China's worries over the subprime debacle are contributing to delays in allowing individual mainland citizens to buy shares on the Hong Kong stock market, the head of the self-governing territory's central bank said on Tuesday.
"The subprime mortgage crisis and the situations of stock markets in Europe and the US were making [Chinese] leaders worried," Joseph Yam, chief executive of the Hong Kong Monetary Authority, told the territory's legislative council.
"If you were a leader, you would probably be concerned too. What if you allowed something to happen and then those problems went to China? That's why you have to be careful," said Mr Yam.
Beijing announced the go-ahead for the so-called "through train" scheme on August 20, during a period of subprime turmoil on the Hong Kong stock market. The announcement triggered a dramatic turnround for the Hang Seng index, which rallied by 55 per cent over the following six weeks.

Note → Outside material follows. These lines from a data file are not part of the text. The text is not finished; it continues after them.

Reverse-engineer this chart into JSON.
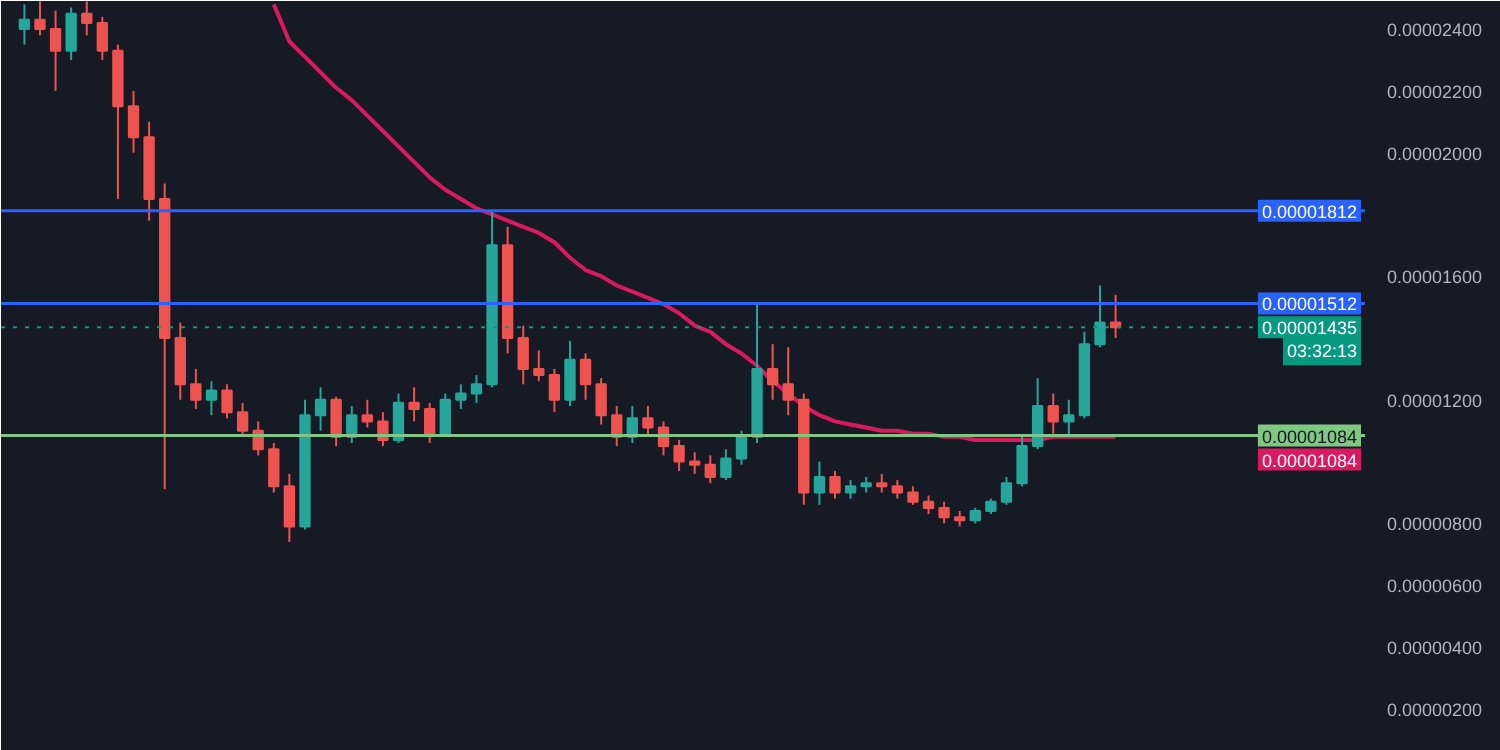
{
  "chart_data": {
    "type": "candlestick",
    "categories": [
      null,
      null,
      null,
      null,
      null,
      null,
      null,
      null,
      null,
      null,
      null,
      null,
      null,
      null,
      null,
      null,
      null,
      null,
      null,
      null,
      null,
      null,
      null,
      null,
      null,
      null,
      null,
      null,
      null,
      null,
      null,
      null,
      null,
      null,
      null,
      null,
      null,
      null,
      null,
      null,
      null,
      null,
      null,
      null,
      null,
      null,
      null,
      null,
      null,
      null,
      null,
      null,
      null,
      null,
      null,
      null,
      null,
      null,
      null,
      null,
      null,
      null,
      null,
      null,
      null,
      null,
      null,
      null,
      null,
      null,
      null
    ],
    "ohlc": [
      [
        2.4e-05,
        2.48e-05,
        2.35e-05,
        2.43e-05
      ],
      [
        2.43e-05,
        2.49e-05,
        2.38e-05,
        2.4e-05
      ],
      [
        2.4e-05,
        2.46e-05,
        2.2e-05,
        2.33e-05
      ],
      [
        2.33e-05,
        2.47e-05,
        2.3e-05,
        2.45e-05
      ],
      [
        2.45e-05,
        2.49e-05,
        2.38e-05,
        2.42e-05
      ],
      [
        2.42e-05,
        2.44e-05,
        2.3e-05,
        2.33e-05
      ],
      [
        2.33e-05,
        2.35e-05,
        1.85e-05,
        2.15e-05
      ],
      [
        2.15e-05,
        2.2e-05,
        2e-05,
        2.05e-05
      ],
      [
        2.05e-05,
        2.1e-05,
        1.78e-05,
        1.85e-05
      ],
      [
        1.85e-05,
        1.9e-05,
        9.1e-06,
        1.4e-05
      ],
      [
        1.4e-05,
        1.45e-05,
        1.2e-05,
        1.25e-05
      ],
      [
        1.25e-05,
        1.3e-05,
        1.17e-05,
        1.2e-05
      ],
      [
        1.2e-05,
        1.26e-05,
        1.15e-05,
        1.23e-05
      ],
      [
        1.23e-05,
        1.25e-05,
        1.14e-05,
        1.16e-05
      ],
      [
        1.16e-05,
        1.19e-05,
        1.08e-05,
        1.1e-05
      ],
      [
        1.1e-05,
        1.13e-05,
        1.02e-05,
        1.04e-05
      ],
      [
        1.04e-05,
        1.06e-05,
        9e-06,
        9.2e-06
      ],
      [
        9.2e-06,
        9.6e-06,
        7.4e-06,
        7.9e-06
      ],
      [
        7.9e-06,
        1.2e-05,
        7.8e-06,
        1.15e-05
      ],
      [
        1.15e-05,
        1.24e-05,
        1.1e-05,
        1.2e-05
      ],
      [
        1.2e-05,
        1.21e-05,
        1.05e-05,
        1.08e-05
      ],
      [
        1.08e-05,
        1.18e-05,
        1.06e-05,
        1.15e-05
      ],
      [
        1.15e-05,
        1.2e-05,
        1.11e-05,
        1.13e-05
      ],
      [
        1.13e-05,
        1.16e-05,
        1.05e-05,
        1.07e-05
      ],
      [
        1.07e-05,
        1.22e-05,
        1.06e-05,
        1.19e-05
      ],
      [
        1.19e-05,
        1.24e-05,
        1.13e-05,
        1.17e-05
      ],
      [
        1.17e-05,
        1.19e-05,
        1.06e-05,
        1.09e-05
      ],
      [
        1.09e-05,
        1.22e-05,
        1.08e-05,
        1.2e-05
      ],
      [
        1.2e-05,
        1.25e-05,
        1.17e-05,
        1.22e-05
      ],
      [
        1.22e-05,
        1.28e-05,
        1.19e-05,
        1.25e-05
      ],
      [
        1.25e-05,
        1.812e-05,
        1.24e-05,
        1.7e-05
      ],
      [
        1.7e-05,
        1.76e-05,
        1.35e-05,
        1.4e-05
      ],
      [
        1.4e-05,
        1.44e-05,
        1.25e-05,
        1.3e-05
      ],
      [
        1.3e-05,
        1.36e-05,
        1.26e-05,
        1.28e-05
      ],
      [
        1.28e-05,
        1.3e-05,
        1.16e-05,
        1.2e-05
      ],
      [
        1.2e-05,
        1.39e-05,
        1.18e-05,
        1.33e-05
      ],
      [
        1.33e-05,
        1.35e-05,
        1.2e-05,
        1.25e-05
      ],
      [
        1.25e-05,
        1.27e-05,
        1.12e-05,
        1.15e-05
      ],
      [
        1.15e-05,
        1.18e-05,
        1.05e-05,
        1.08e-05
      ],
      [
        1.08e-05,
        1.18e-05,
        1.06e-05,
        1.14e-05
      ],
      [
        1.14e-05,
        1.18e-05,
        1.08e-05,
        1.11e-05
      ],
      [
        1.11e-05,
        1.13e-05,
        1.02e-05,
        1.05e-05
      ],
      [
        1.05e-05,
        1.07e-05,
        9.7e-06,
        1e-05
      ],
      [
        1e-05,
        1.03e-05,
        9.6e-06,
        9.9e-06
      ],
      [
        9.9e-06,
        1.02e-05,
        9.3e-06,
        9.5e-06
      ],
      [
        9.5e-06,
        1.04e-05,
        9.4e-06,
        1.01e-05
      ],
      [
        1.01e-05,
        1.1e-05,
        9.9e-06,
        1.08e-05
      ],
      [
        1.08e-05,
        1.512e-05,
        1.06e-05,
        1.3e-05
      ],
      [
        1.3e-05,
        1.38e-05,
        1.2e-05,
        1.25e-05
      ],
      [
        1.25e-05,
        1.37e-05,
        1.15e-05,
        1.2e-05
      ],
      [
        1.2e-05,
        1.22e-05,
        8.6e-06,
        9e-06
      ],
      [
        9e-06,
        1e-05,
        8.6e-06,
        9.5e-06
      ],
      [
        9.5e-06,
        9.7e-06,
        8.8e-06,
        9e-06
      ],
      [
        9e-06,
        9.4e-06,
        8.8e-06,
        9.2e-06
      ],
      [
        9.2e-06,
        9.5e-06,
        9e-06,
        9.3e-06
      ],
      [
        9.3e-06,
        9.6e-06,
        9e-06,
        9.2e-06
      ],
      [
        9.2e-06,
        9.4e-06,
        8.8e-06,
        9e-06
      ],
      [
        9e-06,
        9.2e-06,
        8.6e-06,
        8.7e-06
      ],
      [
        8.7e-06,
        8.9e-06,
        8.3e-06,
        8.5e-06
      ],
      [
        8.5e-06,
        8.7e-06,
        8e-06,
        8.2e-06
      ],
      [
        8.2e-06,
        8.4e-06,
        7.9e-06,
        8.1e-06
      ],
      [
        8.1e-06,
        8.5e-06,
        8e-06,
        8.4e-06
      ],
      [
        8.4e-06,
        8.8e-06,
        8.3e-06,
        8.7e-06
      ],
      [
        8.7e-06,
        9.5e-06,
        8.6e-06,
        9.3e-06
      ],
      [
        9.3e-06,
        1.08e-05,
        9.2e-06,
        1.05e-05
      ],
      [
        1.05e-05,
        1.27e-05,
        1.04e-05,
        1.18e-05
      ],
      [
        1.18e-05,
        1.22e-05,
        1.09e-05,
        1.13e-05
      ],
      [
        1.13e-05,
        1.2e-05,
        1.08e-05,
        1.15e-05
      ],
      [
        1.15e-05,
        1.42e-05,
        1.14e-05,
        1.38e-05
      ],
      [
        1.38e-05,
        1.57e-05,
        1.37e-05,
        1.45e-05
      ],
      [
        1.45e-05,
        1.54e-05,
        1.4e-05,
        1.435e-05
      ]
    ],
    "colors": [
      "#26a69a",
      "#ef5350",
      "#ef5350",
      "#26a69a",
      "#ef5350",
      "#ef5350",
      "#ef5350",
      "#ef5350",
      "#ef5350",
      "#ef5350",
      "#ef5350",
      "#ef5350",
      "#26a69a",
      "#ef5350",
      "#ef5350",
      "#ef5350",
      "#ef5350",
      "#ef5350",
      "#26a69a",
      "#26a69a",
      "#ef5350",
      "#26a69a",
      "#ef5350",
      "#ef5350",
      "#26a69a",
      "#ef5350",
      "#ef5350",
      "#26a69a",
      "#26a69a",
      "#26a69a",
      "#26a69a",
      "#ef5350",
      "#ef5350",
      "#ef5350",
      "#ef5350",
      "#26a69a",
      "#ef5350",
      "#ef5350",
      "#ef5350",
      "#26a69a",
      "#ef5350",
      "#ef5350",
      "#ef5350",
      "#ef5350",
      "#ef5350",
      "#26a69a",
      "#26a69a",
      "#26a69a",
      "#ef5350",
      "#ef5350",
      "#ef5350",
      "#26a69a",
      "#ef5350",
      "#26a69a",
      "#26a69a",
      "#ef5350",
      "#ef5350",
      "#ef5350",
      "#ef5350",
      "#ef5350",
      "#ef5350",
      "#26a69a",
      "#26a69a",
      "#26a69a",
      "#26a69a",
      "#26a69a",
      "#ef5350",
      "#26a69a",
      "#26a69a",
      "#26a69a",
      "#ef5350"
    ],
    "series": [
      {
        "type": "line",
        "color": "#d81b60",
        "values": [
          null,
          null,
          null,
          null,
          null,
          null,
          null,
          null,
          null,
          null,
          null,
          null,
          null,
          null,
          null,
          null,
          2.48e-05,
          2.36e-05,
          2.31e-05,
          2.26e-05,
          2.21e-05,
          2.17e-05,
          2.12e-05,
          2.07e-05,
          2.02e-05,
          1.97e-05,
          1.92e-05,
          1.88e-05,
          1.85e-05,
          1.82e-05,
          1.8e-05,
          1.78e-05,
          1.76e-05,
          1.74e-05,
          1.71e-05,
          1.66e-05,
          1.62e-05,
          1.6e-05,
          1.57e-05,
          1.55e-05,
          1.53e-05,
          1.51e-05,
          1.48e-05,
          1.44e-05,
          1.42e-05,
          1.38e-05,
          1.35e-05,
          1.31e-05,
          1.26e-05,
          1.22e-05,
          1.18e-05,
          1.15e-05,
          1.13e-05,
          1.12e-05,
          1.11e-05,
          1.1e-05,
          1.1e-05,
          1.09e-05,
          1.09e-05,
          1.08e-05,
          1.08e-05,
          1.07e-05,
          1.07e-05,
          1.07e-05,
          1.07e-05,
          1.07e-05,
          1.08e-05,
          1.08e-05,
          1.08e-05,
          1.08e-05,
          1.08e-05
        ]
      }
    ],
    "ylim": [
      6.3e-07,
      2.491e-05
    ],
    "yticks": [
      {
        "value": 2e-06,
        "label": "0.00000200"
      },
      {
        "value": 4e-06,
        "label": "0.00000400"
      },
      {
        "value": 6e-06,
        "label": "0.00000600"
      },
      {
        "value": 8e-06,
        "label": "0.00000800"
      },
      {
        "value": 1.2e-05,
        "label": "0.00001200"
      },
      {
        "value": 1.6e-05,
        "label": "0.00001600"
      },
      {
        "value": 2e-05,
        "label": "0.00002000"
      },
      {
        "value": 2.2e-05,
        "label": "0.00002200"
      },
      {
        "value": 2.4e-05,
        "label": "0.00002400"
      }
    ],
    "ref_lines": [
      {
        "axis": "y",
        "value": 1.812e-05,
        "label": "0.00001812",
        "color": "#2962ff"
      },
      {
        "axis": "y",
        "value": 1.512e-05,
        "label": "0.00001512",
        "color": "#2962ff"
      },
      {
        "axis": "y",
        "value": 1.435e-05,
        "label": "0.00001435",
        "color": "#089981",
        "line_style": "dotted"
      },
      {
        "axis": "y",
        "value": 1.084e-05,
        "label": "0.00001084",
        "color": "#81c784"
      }
    ],
    "annotations": [
      "03:32:13",
      {
        "text": "0.00001084",
        "y": 1.084e-05
      }
    ],
    "tick_labels": "y",
    "grid": false
  }
}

However, Wen Jiabao, China's prime minister, said on November 3 that the government needed more time to assess the risks of the scheme. Since then plans have stalled and worries about the US economy have sent the Hang Seng back near to its levels in August.
The through train would take funds away from mainland China's overheated stock markets. But mainland shares have weakened considerably in recent weeks, succumbing to the latest wave of subprime turmoil, aggravated by the economic effects of severe winter weather.
Chris Ruffle, a senior fund manager at Martin Currie Investment Management in Shanghai, said that the appetite for investment in Hong Kong was limited, given the fall in mainland stock markets over the past week. Shanghai dropped 7.2 per cent on Monday alone.
"The through train never seemed to me to be a good idea," said Mr Ruffle. He said the existing qualified domestic institutional investor (QDII) scheme, which allows limited and controlled access to the Hong Kong market, was more attractive to the authorities in Beijing.